The easiest way to extract features from a labelled database of the form described in the previous section is by loading in each of the utterance structures and dumping the desired features.
Using the same mechanism to extract the features as will eventually be
used by models built from the features has the important advantage of
avoiding spurious errors easily introduced when collecting data. For
example a feature such as n.accent
in a Festival utterance will
be defined as 0 when there is no next accent. Extracting all the
accents and using an external program to calculate the next accent may
make a different decision so that when the generated model is used a
different value for this feature will be produced. Such mismatches
in training models and actual use are unfortunately common, so using
the same mechanism to extract data for training, and for actual
use is worthwhile.
The recommedn method for extracting features is using the festival script dumpfeats. It basically takes a list of feature names and a list of utterance files and dumps the desired features.

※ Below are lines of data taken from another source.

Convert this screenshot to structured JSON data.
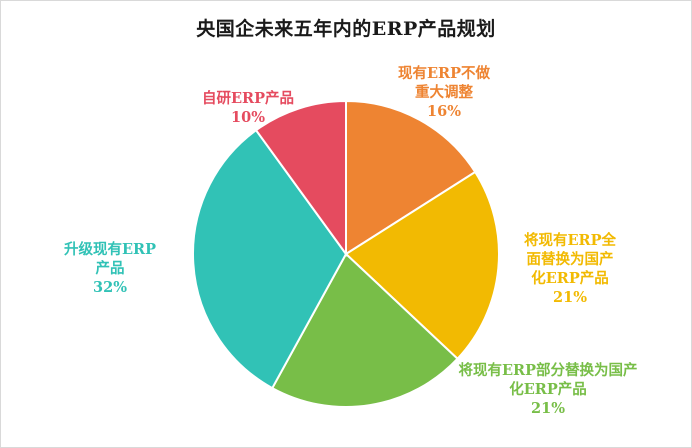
{
  "chart_data": {
    "type": "pie",
    "title": "央国企未来五年内的ERP产品规划",
    "slices": [
      {
        "label_lines": [
          "现有ERP不做",
          "重大调整"
        ],
        "value": 16,
        "value_label": "16%",
        "color": "#EE8432"
      },
      {
        "label_lines": [
          "将现有ERP全",
          "面替换为国产",
          "化ERP产品"
        ],
        "value": 21,
        "value_label": "21%",
        "color": "#F2BA02"
      },
      {
        "label_lines": [
          "将现有ERP部分替换为国产",
          "化ERP产品"
        ],
        "value": 21,
        "value_label": "21%",
        "color": "#78BE48"
      },
      {
        "label_lines": [
          "升级现有ERP",
          "产品"
        ],
        "value": 32,
        "value_label": "32%",
        "color": "#31C2B6"
      },
      {
        "label_lines": [
          "自研ERP产品"
        ],
        "value": 10,
        "value_label": "10%",
        "color": "#E54B5F"
      }
    ],
    "start_angle": "12 o'clock",
    "direction": "clockwise",
    "legend": "none",
    "data_labels": "outside"
  }
}
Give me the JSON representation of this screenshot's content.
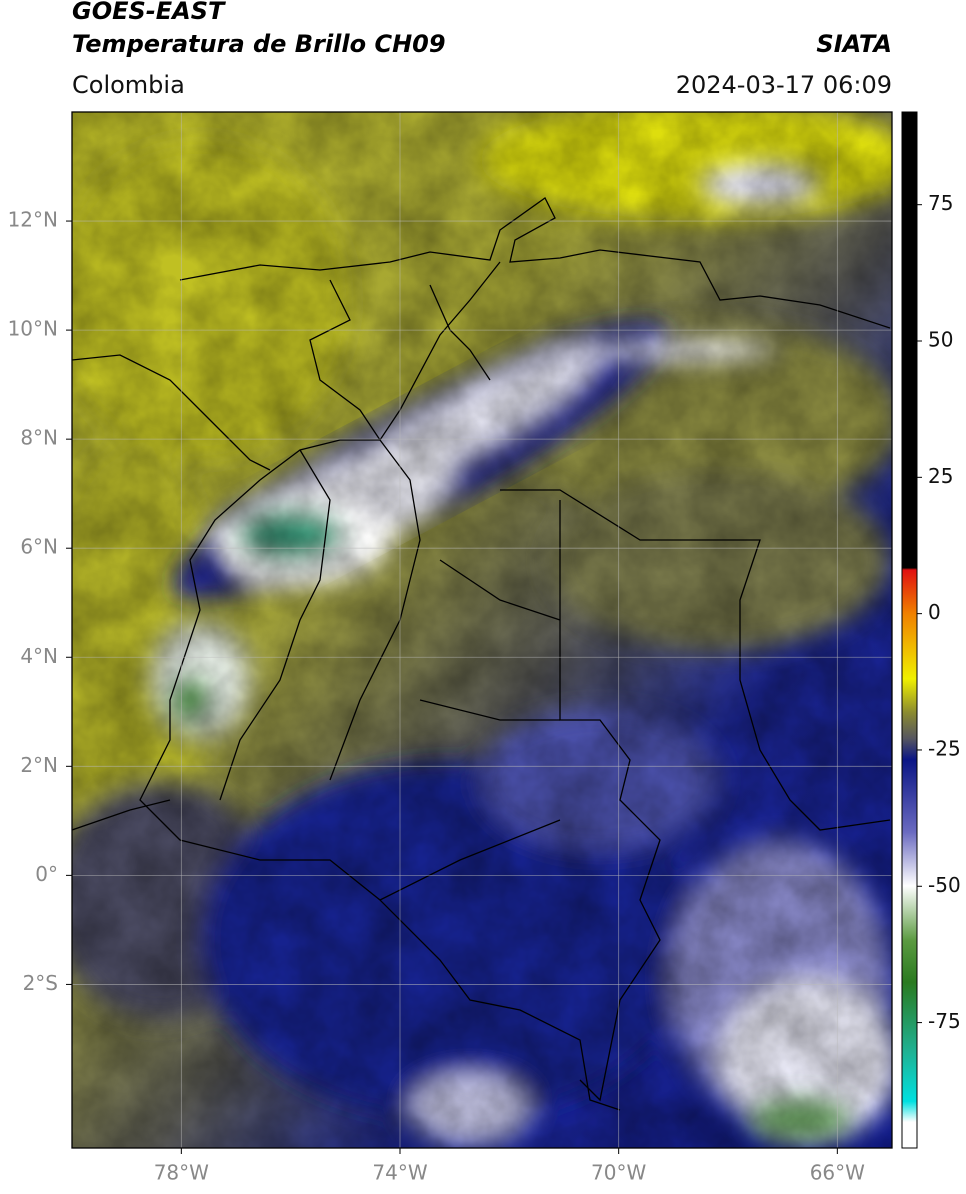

Features may be dumped into a single file or into separate files one for each utterance. Feature names may be specified on the command line or in a separate file. Extar code to define new features may be loaded too.
For example suppose we wanted to save the features for a set of utterances include the duration, phone name, previous and next phone names for all segments in each utterance.
dumpfeats -feats "(segment_duration name p.name n.name)" \ -output feats/%s.dur -relation Segment \ festival/utts/*.utt
This will save these features in files named for the utterances they come from in the directory feats/. The argument to -feats is treated as literal list only if it starts with a left parenthesis, otherwise it is treated as a filename contain named features (unbracketed).
Extra code (for new feature definitions) may be loaded through the -eval option. If the argument to -eval starts with a left parenthesis it is trated as an s-expression rather than a filename and is evaluated. If argument -output contains "%s" it will be filled in with the utterance's filename, if it is a simple filename the features from all utterances will be saved in that same file. The features for each item in the named relation are saved on a single line.